Ссылки для упрощенного доступа

''Петербургские мемуары: факты и мифы''



Марина Тимашева: В Петербурге прошел II Петербургский литературно-художественный фестиваль ''Петербургский текст. Петербургские мемуары: факты и мифы''. Рассказывает Татьяна Вольтская.

Татьяна Вольтская: Прежде всего, стоит сказать, что само понятие ''Петербургский текст'', введенное в обиход известным филологом Владимиром Топоровым, до сих пор вызывает споры. Что это такое: тексты, написанные в Петербурге или тексты о Петербурге? Входит ли туда все, написанное в Ленинграде и о Ленинграде? Могут ли, наконец, мемуары считаться частью ''Петербургского текста''? На конференции, которая была существенной частью фестиваля, доклад о мемуарах, на примере замечательной книги художника Эдуарда Кочергина ''Крещеные крестами'', сделал филолог Вадим Левенталь.

Вадим Левенталь:
Книга о событиях, которые реально происходили в его жизни, когда он был маленький. Тем не менее, эта книга совершенно четко анализируется, как художественное произведение, в частности, она вполне ложится на структуру волшебной сказки, которую в свое время разбирал великий наш петербургский литературовед Владимир Яковлевич Пропп. Такое странное сближение. Это реальная жизнь и, тем не менее, в книге это совершенно четкая структура художественного произведения. Может быть, успех мемуариста, пишущего свою автобиографию, будет зависеть от того, насколько искусно он будет следовать этому архетипическому сюжету.
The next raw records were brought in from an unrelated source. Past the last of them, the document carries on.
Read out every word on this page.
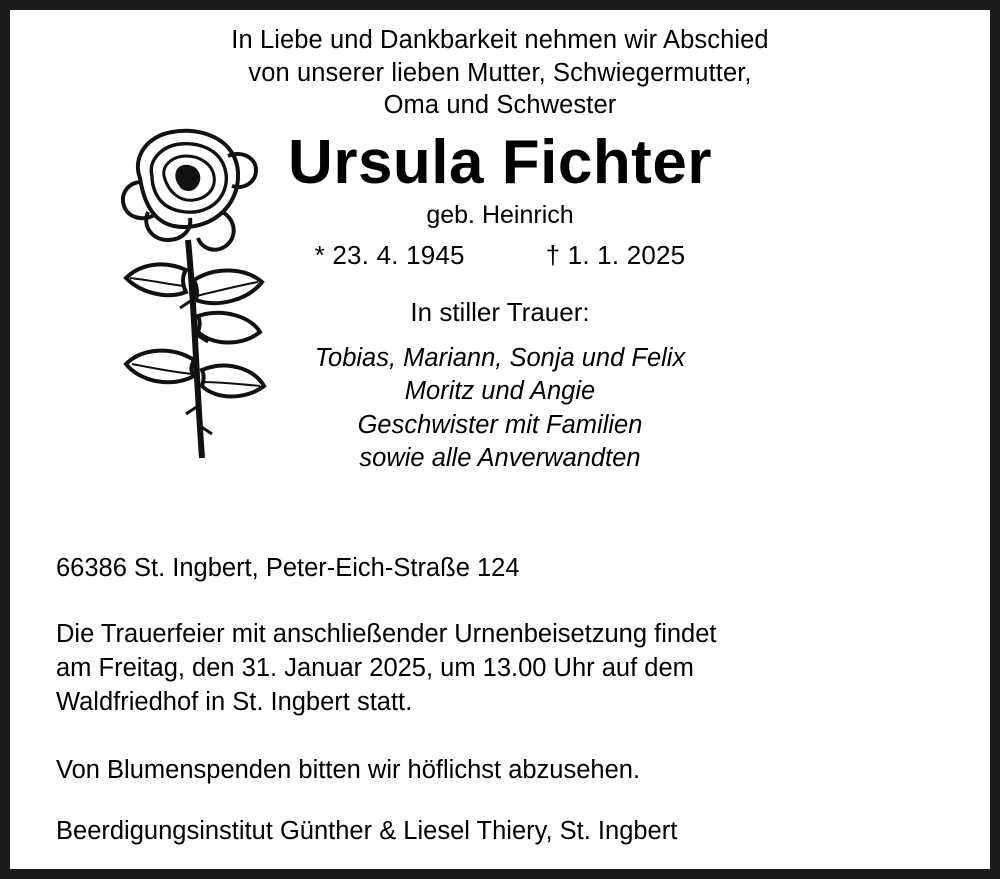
In Liebe und Dankbarkeit nehmen wir Abschied
von unserer lieben Mutter, Schwiegermutter,
Oma und Schwester
Ursula Fichter
geb. Heinrich
* 23. 4. 1945	† 1. 1. 2025
In stiller Trauer:
Tobias, Mariann, Sonja und Felix
Moritz und Angie
Geschwister mit Familien
sowie alle Anverwandten
66386 St. Ingbert, Peter-Eich-Straße 124
Die Trauerfeier mit anschließender Urnenbeisetzung findet
am Freitag, den 31. Januar 2025, um 13.00 Uhr auf dem
Waldfriedhof in St. Ingbert statt.
Von Blumenspenden bitten wir höflichst abzusehen.
Beerdigungsinstitut Günther & Liesel Thiery, St. Ingbert
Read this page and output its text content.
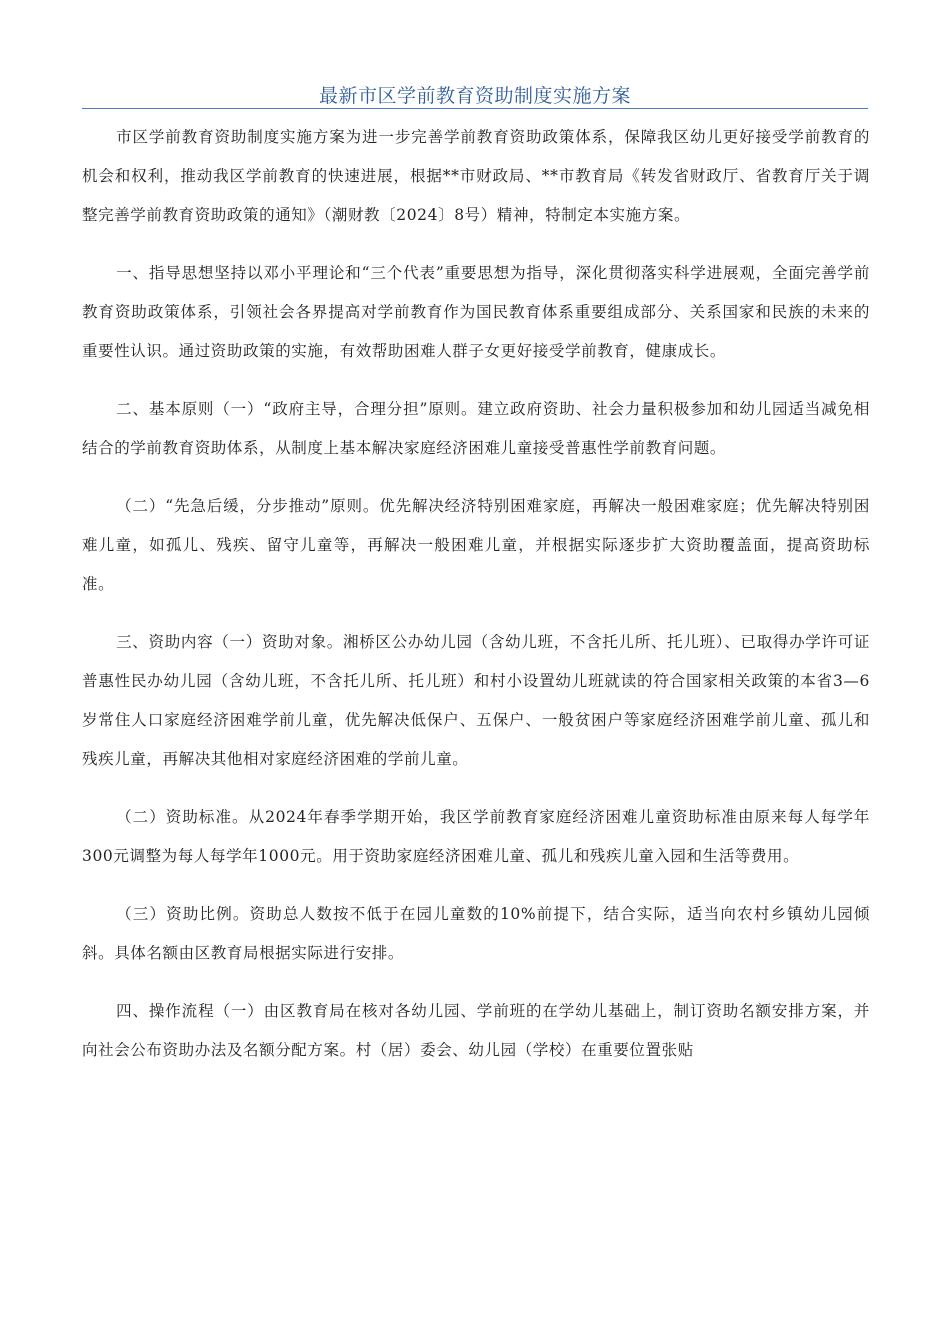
最新市区学前教育资助制度实施方案

市区学前教育资助制度实施方案为进一步完善学前教育资助政策体系，保障我区幼儿更好接受学前教育的机会和权利，推动我区学前教育的快速进展，根据**市财政局、**市教育局《转发省财政厅、省教育厅关于调整完善学前教育资助政策的通知》（潮财教〔2024〕8号）精神，特制定本实施方案。

一、指导思想坚持以邓小平理论和“三个代表”重要思想为指导，深化贯彻落实科学进展观，全面完善学前教育资助政策体系，引领社会各界提高对学前教育作为国民教育体系重要组成部分、关系国家和民族的未来的重要性认识。通过资助政策的实施，有效帮助困难人群子女更好接受学前教育，健康成长。

二、基本原则（一）“政府主导，合理分担”原则。建立政府资助、社会力量积极参加和幼儿园适当减免相结合的学前教育资助体系，从制度上基本解决家庭经济困难儿童接受普惠性学前教育问题。

（二）“先急后缓，分步推动”原则。优先解决经济特别困难家庭，再解决一般困难家庭；优先解决特别困难儿童，如孤儿、残疾、留守儿童等，再解决一般困难儿童，并根据实际逐步扩大资助覆盖面，提高资助标准。

三、资助内容（一）资助对象。湘桥区公办幼儿园（含幼儿班，不含托儿所、托儿班）、已取得办学许可证普惠性民办幼儿园（含幼儿班，不含托儿所、托儿班）和村小设置幼儿班就读的符合国家相关政策的本省3—6岁常住人口家庭经济困难学前儿童，优先解决低保户、五保户、一般贫困户等家庭经济困难学前儿童、孤儿和残疾儿童，再解决其他相对家庭经济困难的学前儿童。

（二）资助标准。从2024年春季学期开始，我区学前教育家庭经济困难儿童资助标准由原来每人每学年300元调整为每人每学年1000元。用于资助家庭经济困难儿童、孤儿和残疾儿童入园和生活等费用。

（三）资助比例。资助总人数按不低于在园儿童数的10%前提下，结合实际，适当向农村乡镇幼儿园倾斜。具体名额由区教育局根据实际进行安排。

四、操作流程（一）由区教育局在核对各幼儿园、学前班的在学幼儿基础上，制订资助名额安排方案，并向社会公布资助办法及名额分配方案。村（居）委会、幼儿园（学校）在重要位置张贴
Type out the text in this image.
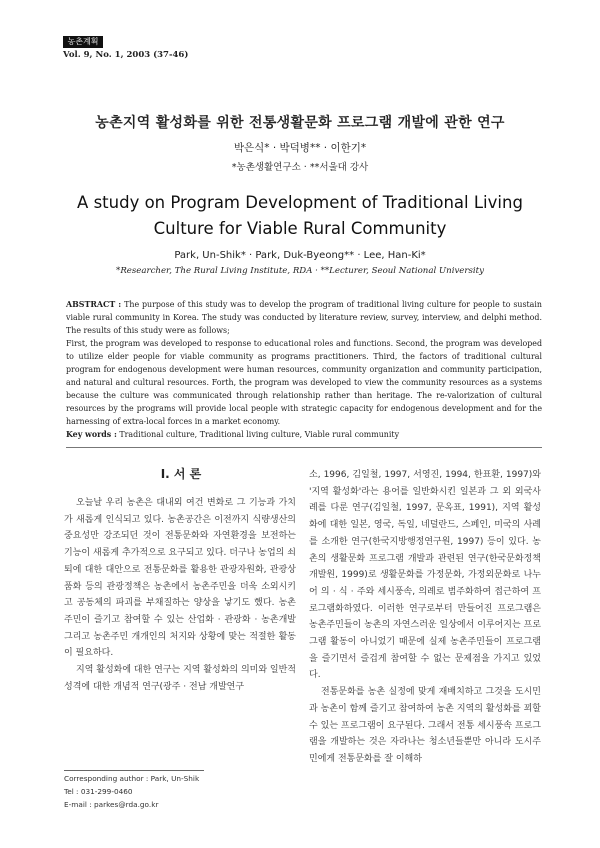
농촌계획
Vol. 9, No. 1, 2003 (37-46)
농촌지역 활성화를 위한 전통생활문화 프로그램 개발에 관한 연구
박은식* · 박덕병** · 이한기*
*농촌생활연구소 · **서울대 강사
A study on Program Development of Traditional Living Culture for Viable Rural Community
Park, Un-Shik* · Park, Duk-Byeong** · Lee, Han-Ki*
*Researcher, The Rural Living Institute, RDA · **Lecturer, Seoul National University

ABSTRACT : The purpose of this study was to develop the program of traditional living culture for people to sustain viable rural community in Korea. The study was conducted by literature review, survey, interview, and delphi method. The results of this study were as follows;

First, the program was developed to response to educational roles and functions. Second, the program was developed to utilize elder people for viable community as programs practitioners. Third, the factors of traditional cultural program for endogenous development were human resources, community organization and community participation, and natural and cultural resources. Forth, the program was developed to view the community resources as a systems because the culture was communicated through relationship rather than heritage. The re-valorization of cultural resources by the programs will provide local people with strategic capacity for endogenous development and for the harnessing of extra-local forces in a market economy.

Key words : Traditional culture, Traditional living culture, Viable rural community
I. 서 론

오늘날 우리 농촌은 대내외 여건 변화로 그 기능과 가치가 새롭게 인식되고 있다. 농촌공간은 이전까지 식량생산의 중요성만 강조되던 것이 전통문화와 자연환경을 보전하는 기능이 새롭게 추가적으로 요구되고 있다. 더구나 농업의 쇠퇴에 대한 대안으로 전통문화를 활용한 관광자원화, 관광상품화 등의 관광정책은 농촌에서 농촌주민을 더욱 소외시키고 공동체의 파괴를 부채질하는 양상을 낳기도 했다. 농촌 주민이 즐기고 참여할 수 있는 산업화 · 관광화 · 농촌개발 그리고 농촌주민 개개인의 처지와 상황에 맞는 적절한 활동이 필요하다.

지역 활성화에 대한 연구는 지역 활성화의 의미와 일반적 성격에 대한 개념적 연구(광주 · 전남 개발연구

소, 1996, 김일철, 1997, 서영진, 1994, 한표환, 1997)와 '지역 활성화'라는 용어를 일반화시킨 일본과 그 외 외국사례를 다룬 연구(김일철, 1997, 문옥표, 1991), 지역 활성화에 대한 일본, 영국, 독일, 네덜란드, 스페인, 미국의 사례를 소개한 연구(한국지방행정연구원, 1997) 등이 있다. 농촌의 생활문화 프로그램 개발과 관련된 연구(한국문화정책개발원, 1999)로 생활문화를 가정문화, 가정외문화로 나누어 의 · 식 · 주와 세시풍속, 의례로 범주화하여 접근하여 프로그램화하였다. 이러한 연구로부터 만들어진 프로그램은 농촌주민들이 농촌의 자연스러운 일상에서 이루어지는 프로그램 활동이 아니었기 때문에 실제 농촌주민들이 프로그램을 즐기면서 즐겁게 참여할 수 없는 문제점을 가지고 있었다.

전통문화를 농촌 실정에 맞게 재배치하고 그것을 도시민과 농촌이 함께 즐기고 참여하여 농촌 지역의 활성화를 꾀할 수 있는 프로그램이 요구된다. 그래서 전통 세시풍속 프로그램을 개발하는 것은 자라나는 청소년들뿐만 아니라 도시주민에게 전통문화를 잘 이해하

Corresponding author : Park, Un-Shik
Tel : 031-299-0460
E-mail : parkes@rda.go.kr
Татьяна Вольтская: А ''петербургский текст'' только о Петербурге бывает?

Вадим Левенталь: Да, естественно.

Татьяна Вольтская: В этом сомневается один из организаторов фестиваля, директор по развитию Ассоциации ''Живая классика'', литературовед, профессор Петербургского университета Александр Большев.
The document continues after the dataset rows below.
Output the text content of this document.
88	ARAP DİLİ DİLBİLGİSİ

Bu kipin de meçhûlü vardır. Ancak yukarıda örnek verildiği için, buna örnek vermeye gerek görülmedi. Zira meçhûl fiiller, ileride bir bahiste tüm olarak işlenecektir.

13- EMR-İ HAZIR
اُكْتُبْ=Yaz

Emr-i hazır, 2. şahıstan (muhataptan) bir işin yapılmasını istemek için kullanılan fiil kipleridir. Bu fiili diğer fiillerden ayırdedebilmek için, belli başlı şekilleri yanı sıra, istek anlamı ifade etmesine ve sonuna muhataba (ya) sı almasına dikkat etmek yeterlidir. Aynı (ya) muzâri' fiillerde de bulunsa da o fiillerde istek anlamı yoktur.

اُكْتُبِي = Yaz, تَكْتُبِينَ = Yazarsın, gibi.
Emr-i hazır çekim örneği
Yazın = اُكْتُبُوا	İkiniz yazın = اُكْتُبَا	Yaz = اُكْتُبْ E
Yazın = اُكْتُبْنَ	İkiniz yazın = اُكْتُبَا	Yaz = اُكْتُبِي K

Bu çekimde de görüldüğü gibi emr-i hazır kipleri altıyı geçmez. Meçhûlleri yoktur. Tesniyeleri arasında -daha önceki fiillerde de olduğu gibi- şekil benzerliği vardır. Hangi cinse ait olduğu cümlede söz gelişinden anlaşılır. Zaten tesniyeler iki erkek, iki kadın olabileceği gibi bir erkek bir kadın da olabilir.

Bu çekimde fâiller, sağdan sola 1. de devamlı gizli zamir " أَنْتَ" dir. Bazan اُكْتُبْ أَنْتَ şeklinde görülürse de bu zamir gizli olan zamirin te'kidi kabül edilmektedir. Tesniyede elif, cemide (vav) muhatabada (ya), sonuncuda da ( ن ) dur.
Александр Большев: Это довольно спорная точка зрения. Как раз доклад Петра Бухаркина о ''петербургском тексте'', где он анализировал одно письмо Фонвизина, считая, что это как раз некий исток, и мы говорили о книге Владимира Николаевича Топорова, который и придумал ''петербургский текст''. Вот мы говорили о причинах необыкновенного успеха, необыкновенной популярности этой идеи ''петербургского текста''. За нее все ухватились. То есть, это понятие необыкновенно популярно, но, с одной стороны, в книге Топорова содержатся четкие, структуралистские научные дефиниции, а, с другой стороны, он часто переходит на условно-поэтический язык. Мне кажется, что вот эти четкие формулировки, научные дефиниции, они не так убедительны, как рассуждения Владимира Николаевича о ''Петербургском тексте'' как о каком-то духовно-мистическом, резонансном пространстве, по которому бродят какие-то тени литературных персонажей. Это больше увлекает, чем четкие определения.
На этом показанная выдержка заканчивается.